Unlike the Hololens or Magic Leap headsets, the XR-1 is completely enclosed like a VR system. On the front are two cameras that deliver the outside world in near real-time to the wearer. Varjo says that it's reduced the latency until it's almost imperceptible. I keep clapping my hands and moving my head around to test their theory. It's not a good look. Still, the system checks out and I sit down in my virtual Volvo that has appeared in the office.
With typical mixed reality and AR systems, the virtual items are never truly opaque. You're not looking at things, but apparitions of things. Throw in the small field of vision and it's like trying to see an augmented world through a monocle held three inches from your eye.
Varjo's idea to essentially show you everything including the real world in a VR headset allows the company to project items that almost seamlessly fit into reality. The result: A solid-looking Volvo SUV placed in an Italian scene with a moose.
The technology piqued Volvo's interest and the companies have been working together for about a year. The automaker will use the technology to help it iterate on designs. Frankly, nearly every automaker will tell you that it's already using VR and AR in the design process. What's new is that Volvo has been using this system while driving to test out heads-up displays, new interiors, warning systems for people and moose, as well as a host of other in-car features.
Since that XR-1's two 12-megapixel cameras can deliver the real and virtual world at very low latency (less than 15 milliseconds), Volvo is able to work on ideas while behind the wheel. Not on the road with other drivers, but on closed sections of road and on the track.
In those controlled conditions Volvo can not only try out new features with its engineers, but also with the public. The headset and its virtual elements can be tied into the car itself. So what happens in the virtual world, as far as the vehicle is concerned, is happening in real life. Volvo can then create scenarios to track responses. For example, the automaker can track a driver's body and eye movements when a virtual pedestrian runs out onto the road.
"Instead of the usual static way of evaluating new products and ideas, we can test concepts on the road immediately. This approach offers considerable potential cost savings by clearing bottlenecks much earlier in the design and development process," said Henrik Green, CTO of Volvo Cars.
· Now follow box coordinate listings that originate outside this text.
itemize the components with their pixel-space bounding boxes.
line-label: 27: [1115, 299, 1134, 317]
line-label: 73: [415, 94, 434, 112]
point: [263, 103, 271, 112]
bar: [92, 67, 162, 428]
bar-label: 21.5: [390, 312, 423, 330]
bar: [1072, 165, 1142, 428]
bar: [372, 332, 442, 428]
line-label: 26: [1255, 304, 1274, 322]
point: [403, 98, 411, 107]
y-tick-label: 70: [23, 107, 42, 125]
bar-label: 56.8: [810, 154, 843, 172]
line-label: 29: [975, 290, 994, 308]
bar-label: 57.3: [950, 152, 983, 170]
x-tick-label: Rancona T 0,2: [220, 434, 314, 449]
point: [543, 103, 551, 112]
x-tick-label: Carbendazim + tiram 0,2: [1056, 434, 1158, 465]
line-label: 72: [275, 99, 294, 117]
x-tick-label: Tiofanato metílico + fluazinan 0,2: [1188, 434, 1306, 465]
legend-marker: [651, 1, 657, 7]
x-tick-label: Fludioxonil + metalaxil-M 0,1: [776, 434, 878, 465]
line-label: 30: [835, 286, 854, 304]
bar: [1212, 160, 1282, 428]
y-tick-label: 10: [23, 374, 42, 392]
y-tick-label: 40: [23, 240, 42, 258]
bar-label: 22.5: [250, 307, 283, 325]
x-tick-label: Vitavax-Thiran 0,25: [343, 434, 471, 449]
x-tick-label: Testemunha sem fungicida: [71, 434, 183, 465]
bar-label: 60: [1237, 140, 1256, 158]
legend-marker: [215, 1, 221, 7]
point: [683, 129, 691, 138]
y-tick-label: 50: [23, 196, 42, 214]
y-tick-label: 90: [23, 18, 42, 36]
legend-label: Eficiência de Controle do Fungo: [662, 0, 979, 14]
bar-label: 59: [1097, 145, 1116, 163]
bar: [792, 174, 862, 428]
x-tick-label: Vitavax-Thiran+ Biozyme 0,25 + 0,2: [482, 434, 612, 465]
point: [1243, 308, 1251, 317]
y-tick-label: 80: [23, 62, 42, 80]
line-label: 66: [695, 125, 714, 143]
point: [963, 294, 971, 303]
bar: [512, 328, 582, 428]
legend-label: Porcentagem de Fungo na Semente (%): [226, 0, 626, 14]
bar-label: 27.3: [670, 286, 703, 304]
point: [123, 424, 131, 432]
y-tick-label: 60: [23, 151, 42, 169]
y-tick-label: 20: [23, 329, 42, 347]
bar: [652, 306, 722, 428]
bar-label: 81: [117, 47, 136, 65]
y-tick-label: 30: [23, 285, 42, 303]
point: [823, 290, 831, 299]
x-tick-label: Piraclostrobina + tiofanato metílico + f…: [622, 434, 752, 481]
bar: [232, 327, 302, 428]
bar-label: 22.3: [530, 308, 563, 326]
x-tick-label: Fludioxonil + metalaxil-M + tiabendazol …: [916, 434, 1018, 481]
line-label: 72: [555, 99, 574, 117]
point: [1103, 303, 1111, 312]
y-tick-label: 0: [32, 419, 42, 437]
Volvo likes the tech so much, its Volvo Cars Tech Fund has invested in Varjo. It's a smart move -- the automotive world has undergone a revolution in the past few years. Companies are moving much quicker to keep up with the latest technology like electrification, advanced driver's assistance, and ever-evolving infotainment systems. If a company isn't looking at ways to speed up design and enhance safety, it's falling behind. Volvo wants to move fast while keeping drivers, pedestrians, and Italian moose safe. Sometimes, innovation apparently requires someone to drive around with a computer strapped to their face or at the very least, sit in a virtual SUV on the eighth floor of a San Francisco office building.